Ее недопитая рюмка осталась на столе. Мы вышли во двор. Ночь была бодрая, свежая, и в небе ясно блестели небрежно насыпанные звезды. Лина сказала:
— Я тетю возьму. Отведу в метро, она больная.
Она пошла по двору и исчезла в темноте, только слышно было, как простучали ее туфельки и где-то в глубине двора хлопнула наша входная калитка.
2
А я помчался по черной лестнице вверх, быстро добрался до седьмого этажа и сделал еще несколько шагов по железным ступенькам маленькой лестницы, ведущей на чердак. Пахло старой чердачной пылью, все балки были покрыты этой мягкой пылью дома, они были словно замшевые, эти балки, добрые и теплые, я знал их каждую в лицо. Наш мальчишечий мир лазил сюда еще в «те баснословные» года, когда мы играли в «казаки-разбойники», и каждый чердачный поворот, каждый каменный уступ был знаком мне и дружествен, я мог пройти по чердаку до любого слухового окна, закрыв глаза и не рискуя ушибиться.
На крыше уже сидел дядя Гриша — дворовый водопроводчик, мой напарник по посту ПВО. Брезентовые рукавицы, щипцы и ящик с песком были в полном порядке — мы с дядей Гришей считались лучшими дежурными.
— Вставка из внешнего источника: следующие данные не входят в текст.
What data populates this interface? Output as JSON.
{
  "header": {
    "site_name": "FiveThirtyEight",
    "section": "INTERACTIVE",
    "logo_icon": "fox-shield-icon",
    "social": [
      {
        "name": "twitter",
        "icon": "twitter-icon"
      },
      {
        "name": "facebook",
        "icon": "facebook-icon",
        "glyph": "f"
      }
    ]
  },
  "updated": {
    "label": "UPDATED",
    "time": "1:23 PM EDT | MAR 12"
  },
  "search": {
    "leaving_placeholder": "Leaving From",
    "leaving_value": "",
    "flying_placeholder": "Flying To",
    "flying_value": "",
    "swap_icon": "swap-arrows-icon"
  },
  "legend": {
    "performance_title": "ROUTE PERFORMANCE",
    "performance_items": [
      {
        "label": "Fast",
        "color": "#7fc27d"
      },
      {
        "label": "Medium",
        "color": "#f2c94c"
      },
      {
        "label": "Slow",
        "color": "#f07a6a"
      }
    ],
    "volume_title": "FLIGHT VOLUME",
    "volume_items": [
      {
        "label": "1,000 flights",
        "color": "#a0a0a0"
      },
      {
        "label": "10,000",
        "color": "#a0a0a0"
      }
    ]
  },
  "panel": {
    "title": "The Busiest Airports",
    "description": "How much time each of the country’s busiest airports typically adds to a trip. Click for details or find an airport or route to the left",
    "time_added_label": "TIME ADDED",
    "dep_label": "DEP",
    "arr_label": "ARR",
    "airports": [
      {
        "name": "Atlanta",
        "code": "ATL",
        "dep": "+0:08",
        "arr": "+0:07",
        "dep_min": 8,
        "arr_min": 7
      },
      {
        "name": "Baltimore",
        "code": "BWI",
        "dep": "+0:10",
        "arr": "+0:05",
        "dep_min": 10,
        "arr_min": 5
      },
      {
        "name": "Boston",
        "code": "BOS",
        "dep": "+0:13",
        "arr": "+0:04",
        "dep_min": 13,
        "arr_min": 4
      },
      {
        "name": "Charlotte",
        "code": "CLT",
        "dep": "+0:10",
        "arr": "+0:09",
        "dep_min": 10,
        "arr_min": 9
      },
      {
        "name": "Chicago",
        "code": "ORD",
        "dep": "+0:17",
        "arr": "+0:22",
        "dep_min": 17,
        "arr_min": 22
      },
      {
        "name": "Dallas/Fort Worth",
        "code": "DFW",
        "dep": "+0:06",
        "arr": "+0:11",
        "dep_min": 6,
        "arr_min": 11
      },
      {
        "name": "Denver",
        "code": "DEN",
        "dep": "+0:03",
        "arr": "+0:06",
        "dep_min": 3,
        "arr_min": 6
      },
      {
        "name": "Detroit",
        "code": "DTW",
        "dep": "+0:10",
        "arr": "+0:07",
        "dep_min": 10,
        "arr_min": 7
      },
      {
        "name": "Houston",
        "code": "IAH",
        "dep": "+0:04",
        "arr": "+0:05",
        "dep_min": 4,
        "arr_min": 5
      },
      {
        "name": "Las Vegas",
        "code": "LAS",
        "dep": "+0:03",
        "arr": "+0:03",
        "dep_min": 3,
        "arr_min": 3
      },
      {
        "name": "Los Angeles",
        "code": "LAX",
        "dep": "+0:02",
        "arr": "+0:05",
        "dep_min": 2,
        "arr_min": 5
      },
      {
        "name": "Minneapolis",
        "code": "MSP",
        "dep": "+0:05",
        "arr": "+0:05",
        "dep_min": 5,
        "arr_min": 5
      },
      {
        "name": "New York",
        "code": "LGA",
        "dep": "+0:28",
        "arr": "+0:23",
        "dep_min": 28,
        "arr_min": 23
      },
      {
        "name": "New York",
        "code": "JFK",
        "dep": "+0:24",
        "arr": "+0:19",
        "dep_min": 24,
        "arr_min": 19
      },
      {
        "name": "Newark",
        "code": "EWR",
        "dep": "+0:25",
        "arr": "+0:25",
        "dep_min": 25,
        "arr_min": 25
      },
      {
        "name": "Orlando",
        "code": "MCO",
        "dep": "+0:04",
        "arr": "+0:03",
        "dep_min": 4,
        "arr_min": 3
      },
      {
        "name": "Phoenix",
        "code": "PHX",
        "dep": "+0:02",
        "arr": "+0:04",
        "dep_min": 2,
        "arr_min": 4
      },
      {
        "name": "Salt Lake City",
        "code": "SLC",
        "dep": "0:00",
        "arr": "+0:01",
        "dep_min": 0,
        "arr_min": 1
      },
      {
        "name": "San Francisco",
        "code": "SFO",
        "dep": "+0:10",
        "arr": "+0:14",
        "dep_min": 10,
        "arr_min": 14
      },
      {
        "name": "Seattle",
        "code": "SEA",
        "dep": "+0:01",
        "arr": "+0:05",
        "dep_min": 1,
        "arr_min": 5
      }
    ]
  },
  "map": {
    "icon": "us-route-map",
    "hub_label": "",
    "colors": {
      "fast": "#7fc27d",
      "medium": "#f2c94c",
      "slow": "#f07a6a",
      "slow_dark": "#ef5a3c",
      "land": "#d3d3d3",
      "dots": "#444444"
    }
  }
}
Мы гордились этим, особенно дядя Гриша, он был в нашей паре начальником. Сейчас его силуэт темнел возле люка, я окликнул его и сел рядом. После чердачной непроглядной тьмы здесь, на крыше, было совсем светло, я видел маленькую тощенькую фигурку дяди Гриши, замасленную его кепочку с умилительной пуговкой и хитроватые, круглые сорочьи глаза, настороженно поблескивающие в темноте. Он поднял короткий твердый палец, ткнул им в небо и сказал:
— Подходит…
Я уже давно слышал этот накатный злой звук и тоже уставился в небо. Прожекторы наши метались по небу, толкались, на мой взгляд, без всякого смысла и всячески суетились. Бомбежка еще не начиналась, зенитки молчали, и в этой погоне прожекторов за невидимым зудящим звуком, за этой личинкой смерти, которая его издавала, было что-то в высшей степени странное, лихорадочное. Так протянулись несколько томительных минут, и вдруг далеко на горизонте, как мне показалось, где-то за Самотекой, а то и за Марьиной Рощей, прожекторы вдруг сбежались к одной точке на ночном небе, скрестились, образовав в центре своего соприкосновения как бы маленький молочно-голубой экран, и все вместе плавно потянули этот экран направо. Мгновенно грянули зенитки. Это было в самом деле как музыка, как весенний радостный гром, и я услышал, как рядом со мной засмеялся дядя Гриша.